Still, we have a long way to go to ease the burdens on Dutchess County taxpayers and we hope that a partnership can be developed with our state representatives so that fiscal challenges can be met and overcome before we lose more families and businesses to less expensive places.

There are a handful of sound provisions in the Governor’s budget proposal that are a good first step to government reform, but need to be pushed even further. 

1. The Governor states that by simply rescinding the New York State Wicks Law for School Districts, our schools could appreciate more than $200 million in savings on annual capital costs. The Governor correctly points out that the mandates associated with this law drive up construction costs that are eventually born by state taxpayers. His call to ease and then eliminate the burden of Wicks should be applied to all levels of government in New York State. 

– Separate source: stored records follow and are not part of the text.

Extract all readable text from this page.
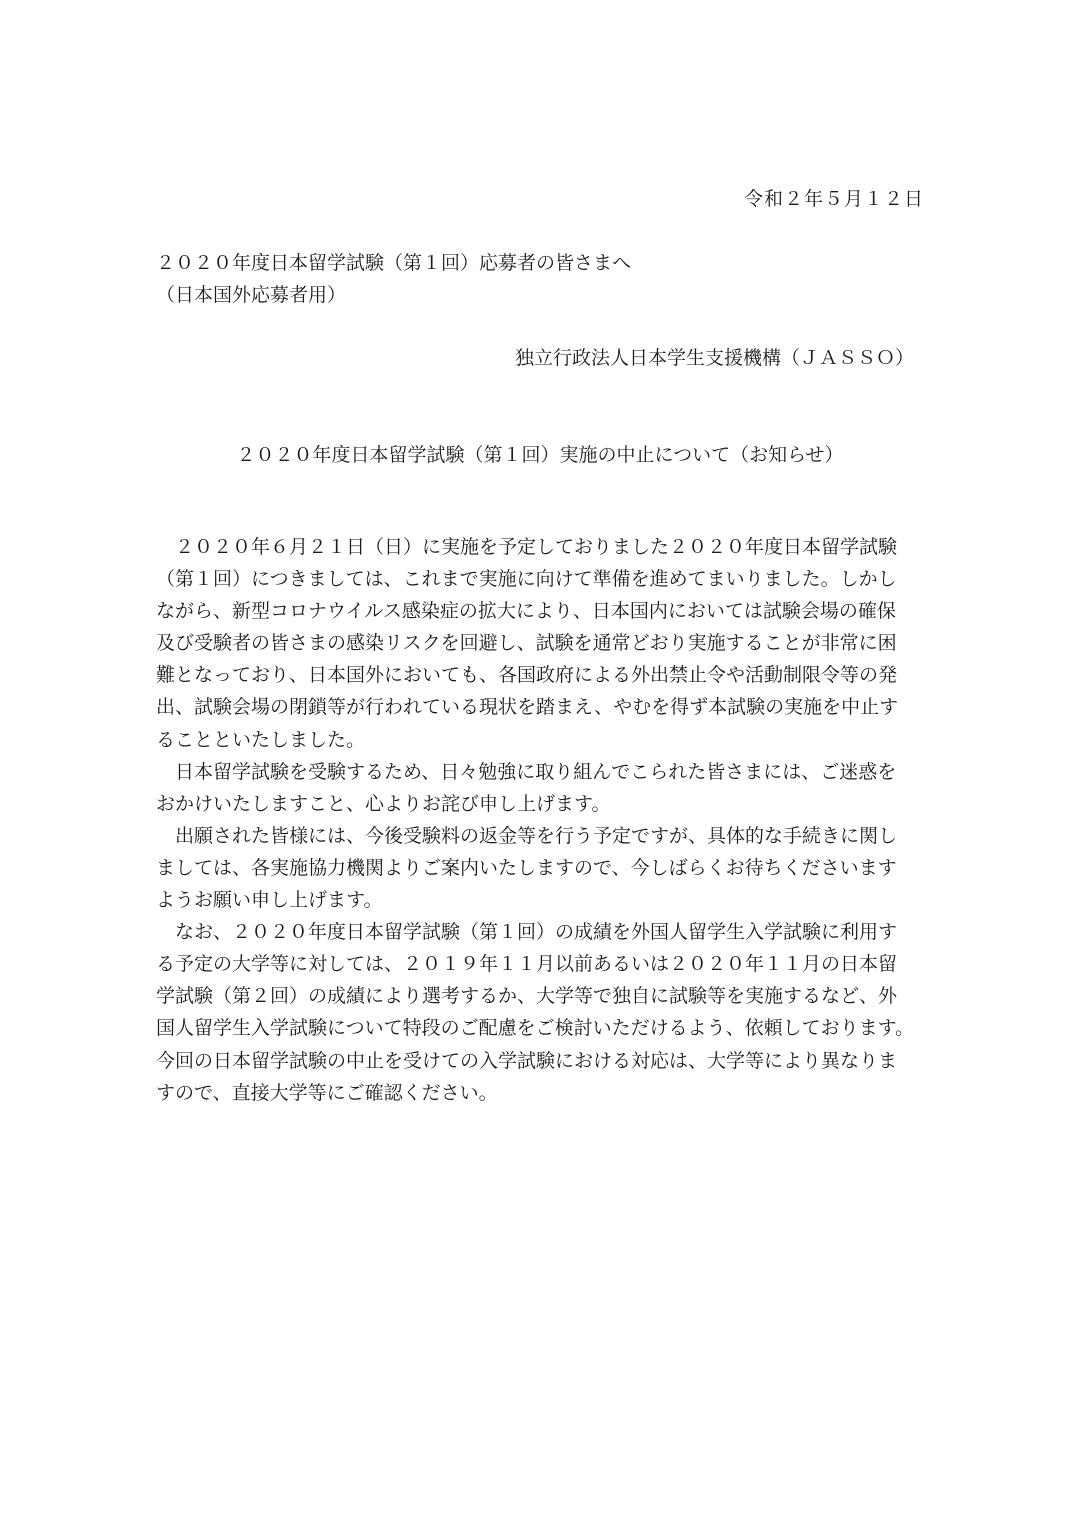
令和２年５月１２日
２０２０年度日本留学試験（第１回）応募者の皆さまへ
（日本国外応募者用）
独立行政法人日本学生支援機構（ＪＡＳＳＯ）
２０２０年度日本留学試験（第１回）実施の中止について（お知らせ）

２０２０年６月２１日（日）に実施を予定しておりました２０２０年度日本留学試験
（第１回）につきましては、これまで実施に向けて準備を進めてまいりました。しかし
ながら、新型コロナウイルス感染症の拡大により、日本国内においては試験会場の確保
及び受験者の皆さまの感染リスクを回避し、試験を通常どおり実施することが非常に困
難となっており、日本国外においても、各国政府による外出禁止令や活動制限令等の発
出、試験会場の閉鎖等が行われている現状を踏まえ、やむを得ず本試験の実施を中止す
ることといたしました。

日本留学試験を受験するため、日々勉強に取り組んでこられた皆さまには、ご迷惑を
おかけいたしますこと、心よりお詫び申し上げます。

出願された皆様には、今後受験料の返金等を行う予定ですが、具体的な手続きに関し
ましては、各実施協力機関よりご案内いたしますので、今しばらくお待ちくださいます
ようお願い申し上げます。

なお、２０２０年度日本留学試験（第１回）の成績を外国人留学生入学試験に利用す
る予定の大学等に対しては、２０１９年１１月以前あるいは２０２０年１１月の日本留
学試験（第２回）の成績により選考するか、大学等で独自に試験等を実施するなど、外
国人留学生入学試験について特段のご配慮をご検討いただけるよう、依頼しております。
今回の日本留学試験の中止を受けての入学試験における対応は、大学等により異なりま
すので、直接大学等にご確認ください。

2. The Governor also calls for a 4-year moratorium on new statutory mandates that will result in the growth of unfunded mandates to municipalities and school districts. This moratorium needs to be extended into a review of all state mandates on local government, with the goal of reducing unfunded mandate costs by at least 50% over the next 4 years. Through this process, specific mandates on county government, such as preschool special education, early intervention programs, county jail regulations, Medicaid and pension costs should be examined and reduced. 

I once again thank you for the opportunity to speak on the proposed New York State budget, and hope that you can carry the thoughts and concerns of Dutchess County residents back to Albany.